Short answer: they don’t go together.
Think of Galileo battling the Vatican, of Darwin’s critics, both in the 19th century and (unbelievably) today. It’s the thought I had when I was reading The Atlantic‘s A Perfect and Beautiful Machine, written to commemorate the 100th birthday of Alan Turing.
Turing’s contribution to science deserves multiple books by itself (and just for the record, the Google Doodle accompanying this was pretty fabulous, if difficult to understand at first), but it was the tone of the article that particularly struck me yesterday. This quote sums it up:
The very idea that mindless mechanicity can generate human-level — or divine level! — competence strikes many as philistine, repugnant, an insult to our minds, and the mind of God.
The whole reason why robotics and the idea of artificial intelligence strikes fear and disgust into the minds of people is the underlying assumption that human thought can be reduced to mechanic, and therefore mindless, principles. It is the same reason, Dennett explains, that some of us automatically reject the idea of evolution. Can the same process that produced the earthworm also produce Shakespeare?
The problem, I think, is that we have a very human-based view of the universe and our place in it. Which is both obvious and understandable; we’re human, it’s what we do. But a human scale of time — measured in terms of a century, if that — and a geological scale of time are incompatible in some respects, because it means we just don’t grasp how much time it takes for evolution to occur. We also don’t appreciate, on a scale of space, how vast our galaxy is, and how many light years lie between us and our nearest spiral galactic neighbor, Andromeda.
We can also say, similarly, that we don’t appreciate the tightly interconnected, intuition-like steps of cognition that help us achieve the most mundane tasks. We are content to assume that human thought is special and significant in some way. But the genius that we admire — the non-linear thinking and aesthetics of poetry and sculpture, or the form-function perfection of architectural feats — is still a very human admiration for a very human set of accomplishments.
Perhaps we make the case that, while evolution is an extremely strong theory and practically a law of nature, the notion of computing and artificial intelligence is simply another approach to reality, merely one way to progress scientifically.
That is: holding an anthropocentric view of human life is actually an impediment to the understanding and acceptance of evolution, which affects all life. But the only thing that point of view would have affected, in the field of computing, is the presence of smartphones in our lives.
Turing said this:
It is possible to invent a single machine which can be used to compute any computable sequence.
Here’s where I go out on a limb and say that Turing’s idea — (simplistically) that everything can be computed — is a subset of a greater idea that might have deeper scientific significance, something that could be damaged irretrievably by our anthropocentric view. The point I’m trying to get at is that Turing thought of human activity as reducible to computable components, and therefore things that could be reproduced by a machine. A large part of our “intelligence” is now replicable by machines.

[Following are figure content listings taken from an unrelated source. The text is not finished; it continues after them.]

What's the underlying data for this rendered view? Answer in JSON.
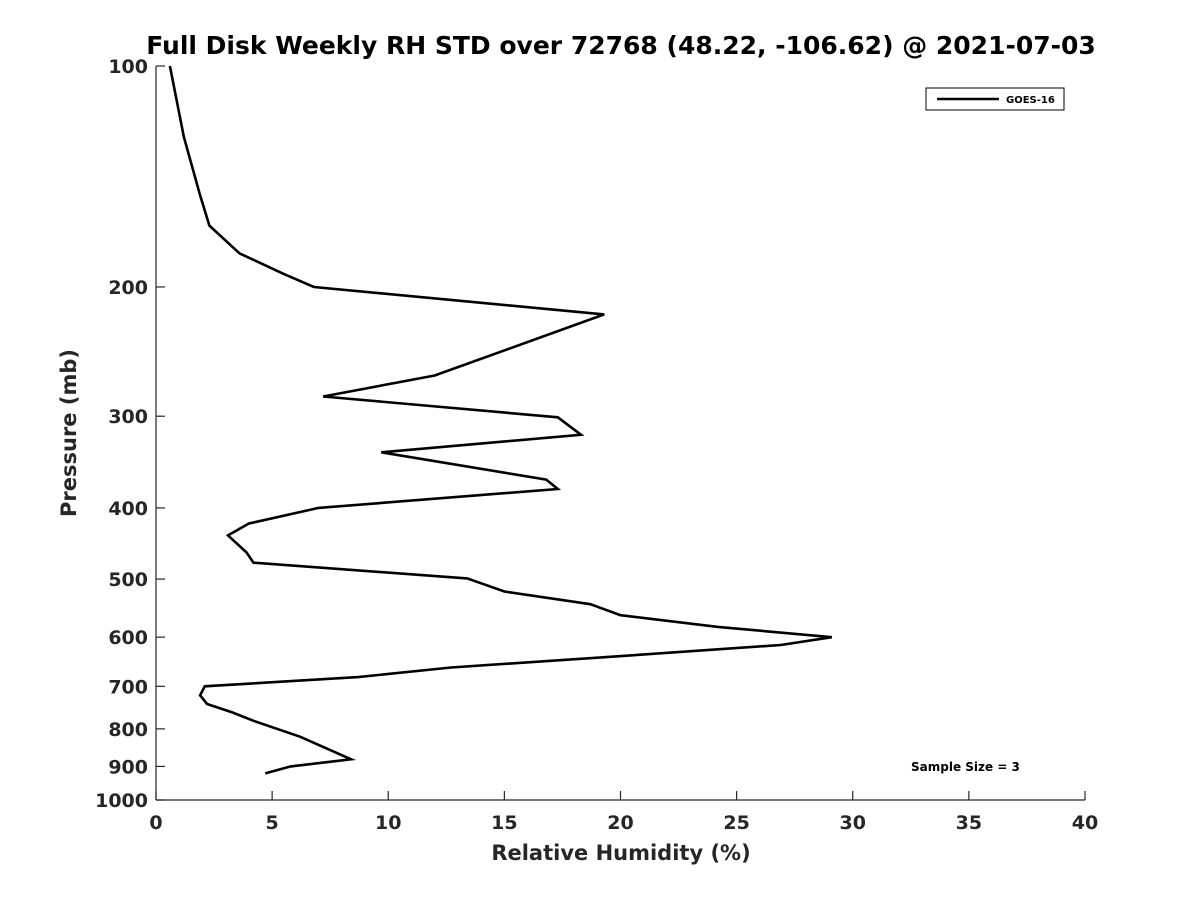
{
  "chart_data": {
    "type": "line",
    "title": "Full Disk Weekly RH STD over 72768 (48.22, -106.62) @ 2021-07-03",
    "xlabel": "Relative Humidity (%)",
    "ylabel": "Pressure (mb)",
    "xlim": [
      0,
      40
    ],
    "ylim": [
      100,
      1000
    ],
    "y_scale": "log",
    "y_reversed": true,
    "x_ticks": [
      "0",
      "5",
      "10",
      "15",
      "20",
      "25",
      "30",
      "35",
      "40"
    ],
    "y_ticks": [
      "100",
      "200",
      "300",
      "400",
      "500",
      "600",
      "700",
      "800",
      "900",
      "1000"
    ],
    "legend": {
      "position": "top-right",
      "entries": [
        "GOES-16"
      ]
    },
    "annotation": "Sample Size = 3",
    "grid": false,
    "series": [
      {
        "name": "GOES-16",
        "color": "#000000",
        "points": [
          [
            0.6,
            100
          ],
          [
            1.2,
            125
          ],
          [
            1.9,
            150
          ],
          [
            2.3,
            165
          ],
          [
            3.6,
            180
          ],
          [
            5.5,
            192
          ],
          [
            6.8,
            200
          ],
          [
            19.3,
            218
          ],
          [
            12.0,
            264
          ],
          [
            7.2,
            282
          ],
          [
            17.3,
            301
          ],
          [
            18.3,
            318
          ],
          [
            9.7,
            336
          ],
          [
            16.8,
            366
          ],
          [
            17.3,
            377
          ],
          [
            7.0,
            400
          ],
          [
            4.0,
            420
          ],
          [
            3.1,
            436
          ],
          [
            3.9,
            460
          ],
          [
            4.2,
            475
          ],
          [
            13.4,
            499
          ],
          [
            15.0,
            520
          ],
          [
            18.7,
            541
          ],
          [
            20.0,
            560
          ],
          [
            24.2,
            581
          ],
          [
            29.1,
            600
          ],
          [
            26.9,
            615
          ],
          [
            19.0,
            640
          ],
          [
            12.7,
            660
          ],
          [
            8.7,
            680
          ],
          [
            2.1,
            700
          ],
          [
            1.9,
            720
          ],
          [
            2.2,
            740
          ],
          [
            3.3,
            760
          ],
          [
            4.2,
            780
          ],
          [
            6.2,
            820
          ],
          [
            8.4,
            880
          ],
          [
            5.8,
            900
          ],
          [
            4.7,
            920
          ]
        ]
      }
    ]
  }
}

The greater idea I’m thinking of is intelligence. What is it? Does only human intelligence qualify? Do individual components of a system — like humans in society — qualify as intelligent, or does the society itself exhibit “intelligent” properties? Do animals have their own systems of intelligence?
The ideas I’m playing with here are, to some extent, farfetched. Possibly insane. But with so much astronomical work being done recently in the field of habitable planets and planetary configurations and the idea of water on Mars, I honestly think we’ve begun — quietly, without any fanfare, almost unconsciously — to take the idea of alien life seriously.
The problem is: will we recognize it if we see it?
I’m fully cognizant of the importance of DNA as building blocks of matter and of carbon in life-forms, but that is a very biological point of view to have. Not that I think we can or should be doing anything else; if we’re remotely mining our neighbor for signs of life, we really only have so much material to work with.
But what happens when we discover something unusual or unexpected? Stuck as we are on the idea of human intelligence, will we be able to recognize a non-human form of intelligence, of computability?
Let us, in fact, forget alien life for a while and focus on artificial intelligence here on Earth. We keep aiming for smarter machines and more intuitive objects — will we be able to recognize when we’ve succeeded, when the only standard of intelligence we’re looking at is human intelligence? Admittedly, there’s no other kind of intelligence that’s really relevant or that we even know of. And I’m certainly not talking about a Skynet-like self-consciousness. When do we know when machines have begun, not to spew out random phrases a la chatbots, but have begun to actually respond?
[This post was definitely supposed to end about five paragraphs ago.]
My point is this — as we scale upwards towards larger and larger slices of the known universe, scale down towards the nano-world in search of self-assembly and interesting behavior, build smarter machines and put the power of computability in nearly everyone’s hands, our view of Nature and of life has to change. We’re not the only players in this game.